- Born: 1987 (age 38–39) Berlin, Germany
- Education: University of Mannheim

= Lea-Sophie Cramer =

German entrepreneur

Lea-Sophie Cramer (born April 16, 1987, in Berlin) is a German entrepreneur. In 2013 she founded Amorelie together with Sebastian Pollok. Amorelie currently employs 140 people in Berlin and is active in 15 markets. In 2017, the company achieved sales of 56 million euros. On January 1, 2020, she switched to the company's advisory board.

In 2014 she founded the venture capital fund Starstrike Ventures GmbH with other business angels. She is also a member of the board of directors at Conrad Electronic.

Cramer was named a "role model entrepreneur" by the Federal Ministry of Economics and was voted into the Capital "40 under 40" and Forbes "30 under 30" as the leading young entrepreneur in Europe. She is a member of the Young Digital Economy Advisory Board at the Federal Ministry of Economics

==Life==
Cramer graduated in 2009 her studies in business administration at the University of Mannheim and started as a consultant at the Boston Consulting Group before when Internet GmbH Rocket and the discount coupon site Groupon got in. At Groupon, as Vice President International, she managed the Asian market with 11 countries and 1200 employees.

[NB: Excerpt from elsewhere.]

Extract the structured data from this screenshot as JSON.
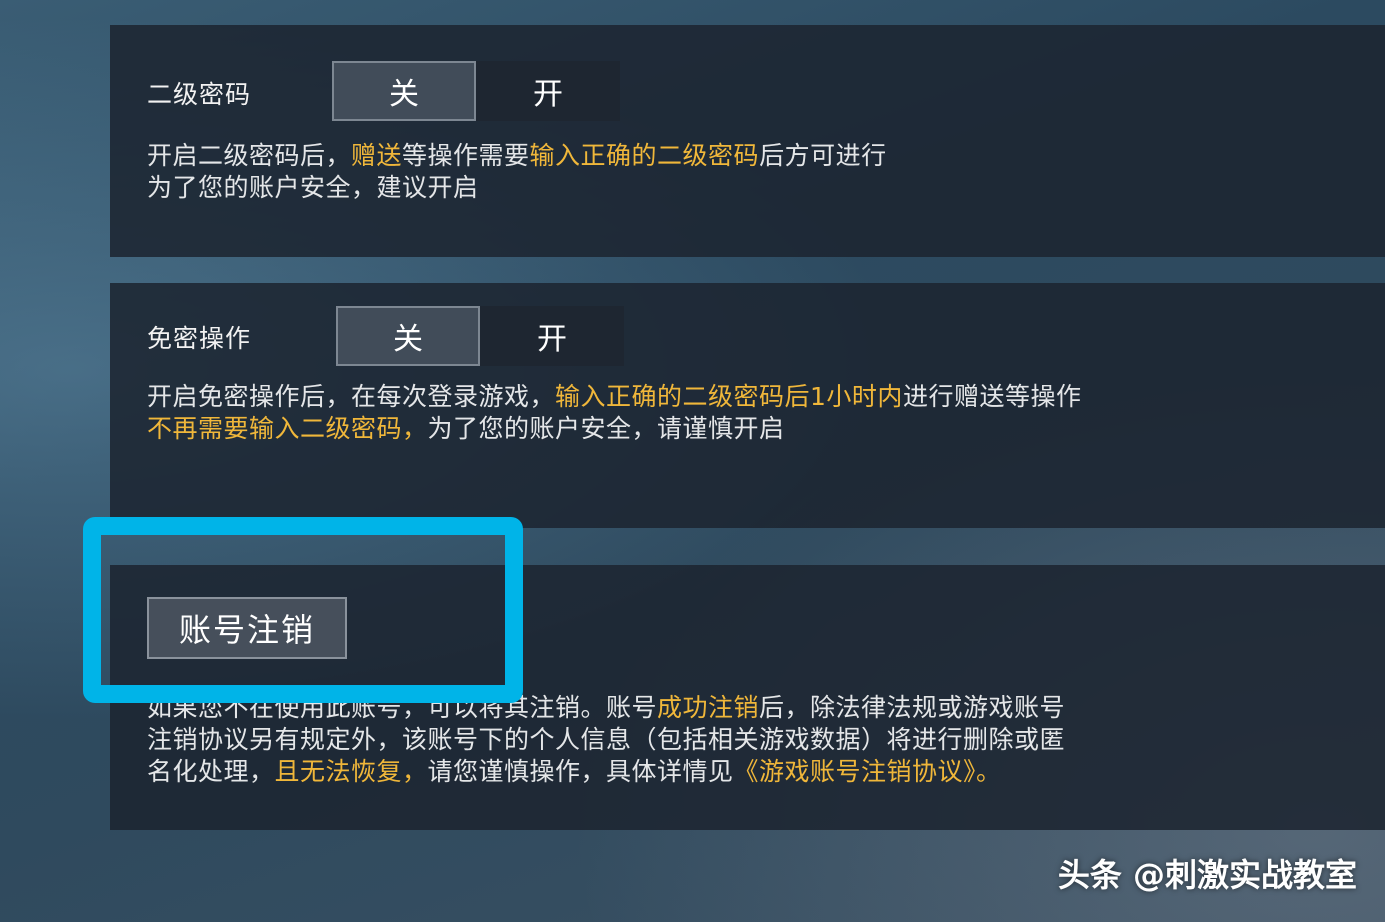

In 2013, she and Sebastian Pollok founded the e-commerce start-up Amorelie in Berlin, an online shop for love life. Amorelie achieved sales of 56 million euros in 2017. The company employs over 140 people and is active in 15 markets. Together with other business angels, Lea-Sophie Cramer founded Starstrike Ventures GmbH in 2014 to pass on her founding experience and to invest in young startups. In the same year she was appointed to the board of directors of Conrad Electronic.

Cramer is a jury member of the second and third season of the Pro7 entertainment show " Das Ding des Jahres ".

== Private ==
Cramer is the mother of two children and lives with her partner in Berlin.